Изменить размер шрифта - +
И тут теперь птицы. Поют только самые невинные, самые чистые, а те большие и страстные майские певцы, хотя здесь уже все, но не поют, а бегают, как мышки, по сухой листве. Лягушки еще не начинали свою песню. А вот и запели лягушки.

Земля дышит, муха летает, подняли гомон лягушки и соловьи начали робко, кукушка, свет горячий, воды установились, поднялась трава, зацвели цветы и лес одевается, и я потерял себя… весна для всех начинается, и растеряны все мои ожидания, и знаю, что не мне достанутся фиалки, ландыши и этой весной. Я очнулся уже летом — вот лето!

8 Февраля. Из чего складывается счастье русского, первое, что можно куда-то уйти-уехать постранствовать, куда-нибудь в Соловецкий монастырь, или в Киевские печуры Богу помолиться, или в Сибирь на охоту, или в просторы степные так походить — это тяга к пространству Руси необъятному; и другая половина счастья — вернуться к себе в тишину и засесть на добрые дела — тяга к уюту. Теперь пространство России, как сеть на мелкую рыбу, и первый в сеть попадается тот, кто любит пространство <1 строка нрзб.>. А там, где был прежде уют, стоит желтый дом с выбитыми окнами и <1 нрзб.> дверями: тут солдаты стояли и дом разваливается, и каждый, кому есть нужда, останавливается возле угла <1 нрзб.> дома — вот все.

 

9 Февраля. Радость русского человека самая первая, что можно было постранствовать, в Соловецкий монастырь или в Киевские печуры Богу помолиться, или по широким степям так походить, или в Сибирь уехать попытать счастья на новых местах, узнавая, как люди живут.

Теперь будто частая сеть накинута на все это необъятное пространство и нет в нем страннику места. У оврага, занесенного снегом, стоит треснувшее оледенелое дерево, и далеко, далеко слышно, как от ветра злого скрипит оно на всю Скифию, и видно при свете волчьего месяца, как хлещут одно о другое его оледенелые ветви. Волчья жизнь вокруг, нет места страннику, только волки подходят к скрипучему дереву.
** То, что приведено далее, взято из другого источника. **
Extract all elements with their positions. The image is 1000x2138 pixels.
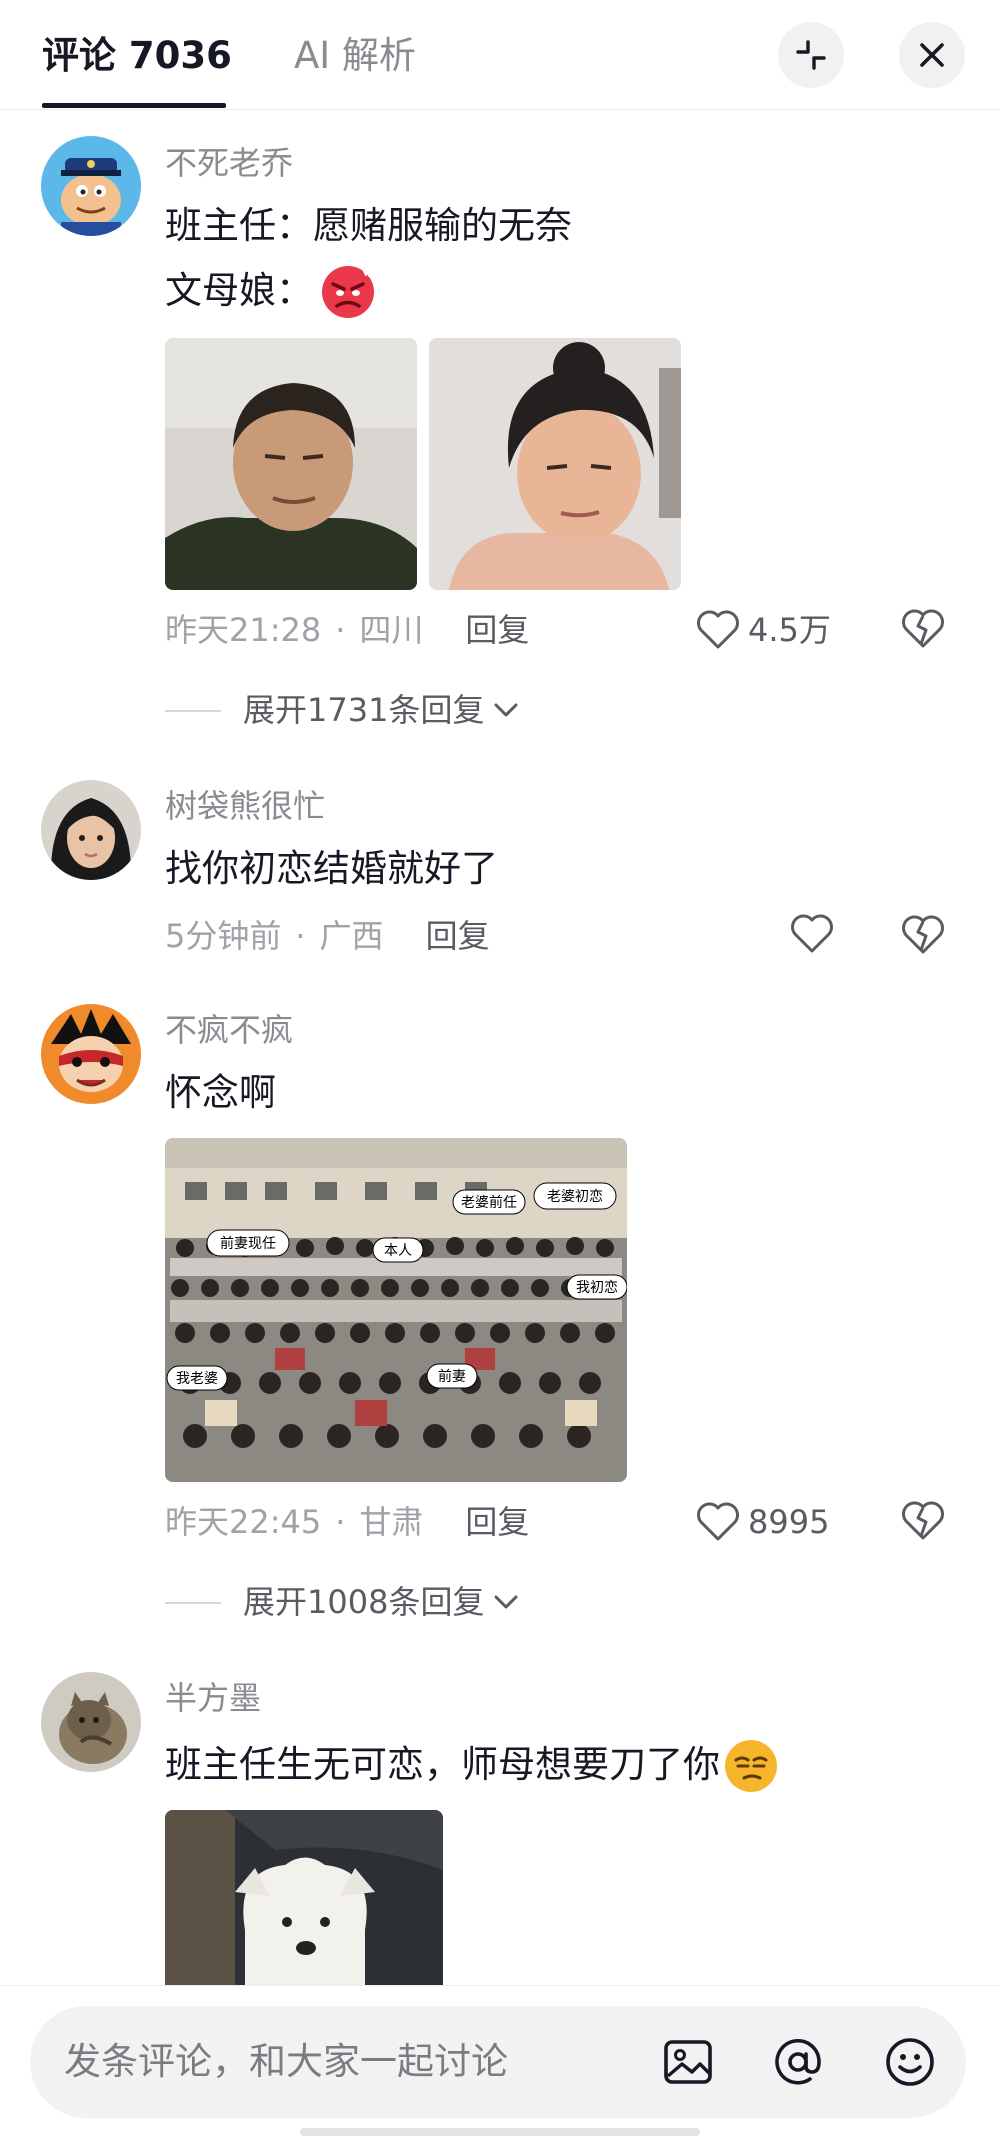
expand-divider bbox=[165, 1602, 221, 1604]
like-button[interactable] bbox=[790, 914, 842, 954]
collapse-icon bbox=[796, 40, 826, 70]
smirk-emoji-icon bbox=[725, 1740, 777, 1792]
collapse-button[interactable] bbox=[778, 22, 844, 88]
active-tab-indicator bbox=[42, 103, 226, 108]
comment-image[interactable] bbox=[165, 338, 417, 590]
comment-meta: 5分钟前 · 广西 回复 bbox=[165, 914, 490, 958]
comment-input-placeholder: 发条评论，和大家一起讨论 bbox=[64, 2040, 508, 2083]
photo-label: 我老婆 bbox=[176, 1371, 218, 1387]
photo-label: 前妻现任 bbox=[220, 1235, 276, 1252]
comment-username[interactable]: 树袋熊很忙 bbox=[165, 784, 325, 828]
broken-heart-icon bbox=[902, 609, 944, 648]
reply-button[interactable]: 回复 bbox=[465, 1503, 529, 1541]
expand-replies-label: 展开1008条回复 bbox=[243, 1583, 485, 1621]
photo-label: 老婆前任 bbox=[461, 1194, 517, 1211]
dislike-button[interactable] bbox=[900, 608, 946, 652]
comment-location: 甘肃 bbox=[359, 1503, 424, 1541]
comment-input[interactable]: 发条评论，和大家一起讨论 bbox=[30, 2006, 966, 2118]
avatar[interactable] bbox=[41, 1004, 141, 1104]
comment-meta: 昨天21:28 · 四川 回复 bbox=[165, 608, 529, 652]
comment-location: 广西 bbox=[319, 917, 384, 955]
comment-meta: 昨天22:45 · 甘肃 回复 bbox=[165, 1500, 529, 1544]
comment-text: 班主任生无可恋，师母想要刀了你 bbox=[165, 1736, 780, 1794]
emoji-icon[interactable] bbox=[882, 2034, 938, 2090]
expand-replies-label: 展开1731条回复 bbox=[243, 691, 485, 729]
photo-label: 本人 bbox=[384, 1243, 412, 1259]
photo-label: 前妻 bbox=[438, 1368, 466, 1385]
comments-header: 评论 7036 AI 解析 bbox=[0, 0, 1000, 110]
avatar[interactable] bbox=[41, 136, 141, 236]
broken-heart-icon bbox=[902, 915, 944, 954]
comment-image[interactable]: 老婆前任 老婆初恋 前妻现任 本人 我初恋 我老婆 前妻 bbox=[165, 1138, 627, 1482]
separator-dot: · bbox=[335, 611, 346, 649]
comment-text: 文母娘： bbox=[165, 262, 377, 320]
heart-icon bbox=[791, 914, 833, 953]
class-photo: 老婆前任 老婆初恋 前妻现任 本人 我初恋 我老婆 前妻 bbox=[165, 1138, 627, 1482]
heart-icon bbox=[697, 610, 739, 649]
photo-label: 老婆初恋 bbox=[547, 1188, 603, 1205]
photo-label: 我初恋 bbox=[576, 1279, 618, 1296]
avatar[interactable] bbox=[41, 780, 141, 880]
comment-text: 班主任：愿赌服输的无奈 bbox=[165, 204, 572, 247]
expand-divider bbox=[165, 710, 221, 712]
separator-dot: · bbox=[335, 1503, 346, 1541]
avatar[interactable] bbox=[41, 1672, 141, 1772]
reply-button[interactable]: 回复 bbox=[465, 611, 529, 649]
comment-time: 昨天22:45 bbox=[165, 1503, 322, 1541]
dislike-button[interactable] bbox=[900, 1500, 946, 1544]
comment-username[interactable]: 半方墨 bbox=[165, 1676, 261, 1720]
close-button[interactable] bbox=[899, 22, 965, 88]
like-button[interactable]: 4.5万 bbox=[696, 608, 831, 652]
broken-heart-icon bbox=[902, 1501, 944, 1540]
comment-image[interactable] bbox=[165, 1810, 443, 1986]
comment-text-line: 文母娘： bbox=[165, 269, 313, 312]
close-icon bbox=[920, 43, 944, 67]
expand-replies-button[interactable]: 展开1008条回复 bbox=[165, 1580, 522, 1624]
comment-username[interactable]: 不死老乔 bbox=[165, 141, 293, 185]
like-count: 8995 bbox=[748, 1503, 830, 1541]
comment-username[interactable]: 不疯不疯 bbox=[165, 1008, 293, 1052]
comment-text: 找你初恋结婚就好了 bbox=[165, 847, 498, 890]
comment-text-line: 班主任生无可恋，师母想要刀了你 bbox=[165, 1743, 720, 1786]
tab-comments[interactable]: 评论 7036 bbox=[42, 30, 232, 82]
reply-button[interactable]: 回复 bbox=[426, 917, 490, 955]
tab-ai-analysis[interactable]: AI 解析 bbox=[294, 30, 416, 82]
comment-time: 昨天21:28 bbox=[165, 611, 322, 649]
dislike-button[interactable] bbox=[900, 914, 946, 958]
heart-icon bbox=[697, 1502, 739, 1541]
comment-input-bar: 发条评论，和大家一起讨论 bbox=[0, 1985, 1000, 2138]
like-count: 4.5万 bbox=[748, 611, 831, 649]
comment-image[interactable] bbox=[429, 338, 681, 590]
angry-emoji-icon bbox=[322, 266, 376, 318]
home-indicator bbox=[300, 2128, 700, 2136]
at-icon[interactable] bbox=[770, 2034, 826, 2090]
chevron-down-icon bbox=[494, 703, 518, 717]
comment-time: 5分钟前 bbox=[165, 917, 282, 955]
chevron-down-icon bbox=[494, 1595, 518, 1609]
separator-dot: · bbox=[295, 917, 306, 955]
like-button[interactable]: 8995 bbox=[696, 1500, 829, 1544]
comment-text: 怀念啊 bbox=[165, 1071, 276, 1114]
image-icon[interactable] bbox=[660, 2034, 716, 2090]
expand-replies-button[interactable]: 展开1731条回复 bbox=[165, 688, 522, 732]
comment-location: 四川 bbox=[359, 611, 424, 649]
Нет, куда тут странствовать, вернуться бы в дом блудному сыну — вот вторая половина русской радости: из большого пространства вернуться в дом родной к родному уюту и сесть на доброе дело. Но где же этот дом, где домашний уют. <1 нрзб.> стоит желтый в родном городе, в нем побывали, видно, солдаты: окна выбиты, двери растащили на растопку соседи и бросили; один прохожий остановился на углу, помочился, пошел и другой за ним остановился — удобное место; и так все, кому есть нужда, подходят к этому месту только за этим, поганое место.

 

Диктатура босоты, порожденная государственной винной монополией… откуда-нибудь из спокойного места до того, наверно, понятно, отчего так все у нас вышло и что будет дальше, как и чем кончится эта диктатура босоты, порожденная государственной винной монополией.

 

10 Февраля. Когда вдумываешься в Достоевского, то ничего не остается неожиданного в современности («без чуда») и как будто в стороне живешь и никакой не было революции…

 

11 Февраля. Морозы лютые! Месяц просветил. Зато как ярки звезды по ночам! так царят над землей. С Левой каждый вечер говорим о звездах.

Лень — мать творчества и пороков, самая великая лень. И хорошо (если хорошо кончится).

 

В Иване Карамазове повторяется «Преступление и наказание», только сложнее дело и преступник раздвояется на эмигранта и уголовника (как в действительности).

Черта Ивана: вспыхнув для действия, внезапно охладевает (понял!).

 

12 Февраля. Нет ничего. В пустоте мародеры города, мужики и евреи работают.

— А это? — указывает на одежду на мне.

— Это на мне.

— Не продается?

Готовы все купить совсем с мясом.

 

В обычной жизни автор живет, как земельный собственник: владелец земли поступает так, будто он один владеет и для себя одного, между тем его существо выше, и право на собственность — один миг в жизни земной коры, и смысл (бессознательный) его жизни состоит в том, что, работая для себя, он работает для всех — невольно (бессознательно) он работает в коллективе; так и автор только воображает, что творит без читателя: на самом деле он находится с ним в бессознательном содружестве; теперь, я думаю, нарушена эта внутренняя наша связь (хотя извне коммуна) и потому нет творчества.